Thursday, July 14, 2016
Current (FET) transistors have driven the computer age nearly since its inception. In spite of their death having been predicted many times, they are finally reaching their limits -- physics is a hard limit. Transistors based on carbon nanotubes have been an elusive potential substitute. This http://spectrum.ieee.org/ article gives a nice overview of the state of the art and indicates that significant progress is being made. A small 178 transistor circuit that runs has been demonstrated -- even though small that is non-trivial. One point confuses me: transistors have two properties, they are a switch and they amplify. Amplification with carbon nanotubes has been an issue and is not mentioned in the article. Is is so obviously solved that it need not be mentioned or is this optimistic article ignoring that point?

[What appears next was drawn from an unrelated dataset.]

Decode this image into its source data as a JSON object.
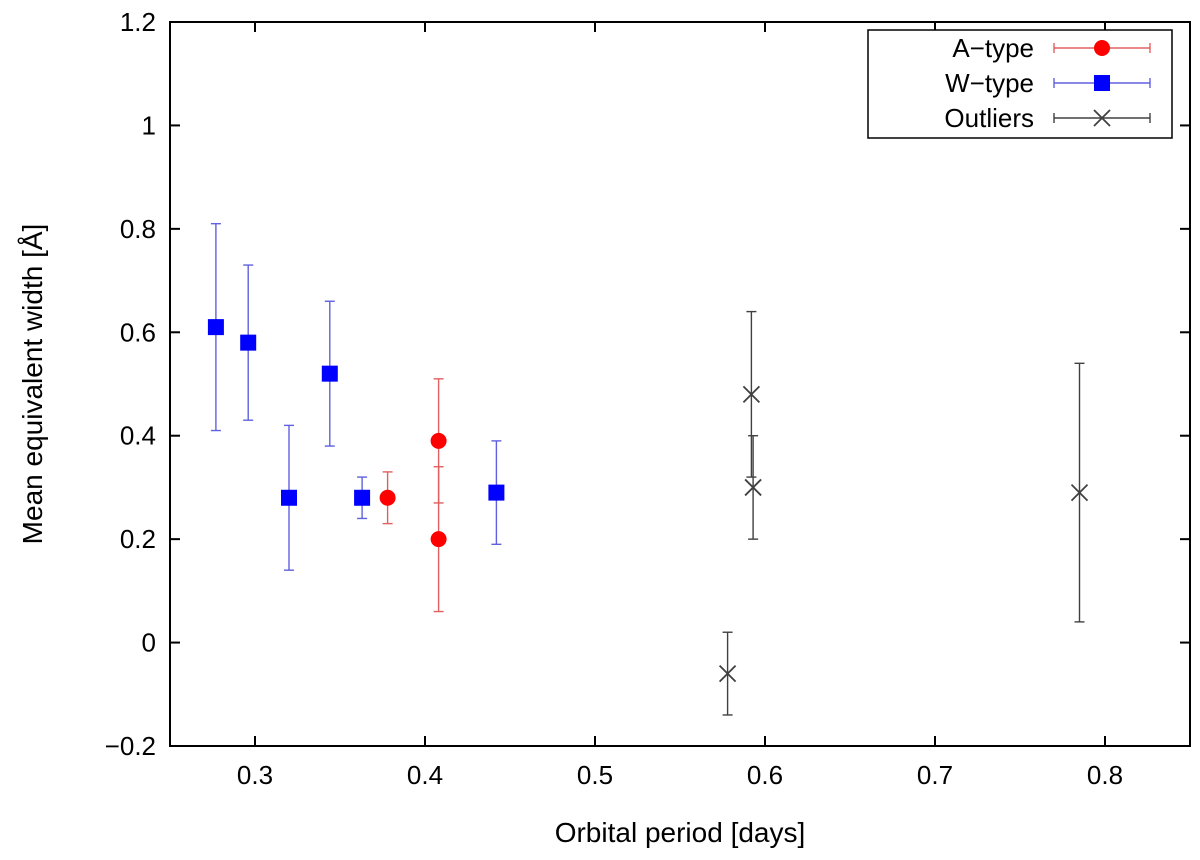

The CAN bus handles communication among computers on vehicles. It is a point of vulnerability because by law there is an external OBD connection (so backyard mechanics can work on their cars). Identifying a malicious device hooked into the CAN is critical for automotive security. A new technique has been proposed: each device on the CAN has a unique signature in its clock (called clock skew) that can be used to identify devices on the CAN. Therefore, a new, previously unknown and likely malicious device can be identified. A summary appears here: https://www.wired.com/ This latest technique joins an earlier technique that identified the regular communication patterns of devices on the CAN allowing a new one to be identified (summary https://www.wired.com/)
The FCC just approved 5G super fast cell communication. It is very different so it will require a huge infrastructure investment and time to roll it out. Simply: it is a higher frequency communication that requires "line-of-sight" which means lots (lots!) of antennas that will be "in sight" of your phone. Here is a nice article: http://www.wired.com/
Wednesday, July 13, 2016
It sounds like science fiction, but the ability to control devices directly through thought is not unreasonable. Crude interfaces have been in labs for years. The basic idea is to record brain waves when a subject thinks certain actions such as moving a finger. Recognizing those signals can be used as control. One challenge is that it is relatively easy to train for an individual, but has proven difficult to standardize. Here is an article about recent advances: http://spectrum.ieee.org/
Monday, July 11, 2016
One aspect of thinking about security is to consider side channels for attacks. Here is one where hand movements detected through a smartwatch reveal an ATM password being typed: http://www.binghamton.edu/ (Of course, the defense is simple: type with the other hand.)
Friday, July 8, 2016
There are two types of encryption: symmetric uses a fixed key (that must be shared for communication), a common usage is to encrypt your computer or phone; asymmetric constructs a key from a private key and a public key (removing the requirement to share a key) and it the basis for encryption across the Web. If you can factor large numbers into its primes (e.g. 15 = 3 * 5), you can break asymmetric encryption. Quantum computers will be able to factor the large numbers that are the basis for asymmetric encryption so encryption on the Web is endangered. Google has begun experimenting with encryption that will be resistant to an attack using quantum computers. This is important work: http://www.networkworld.com/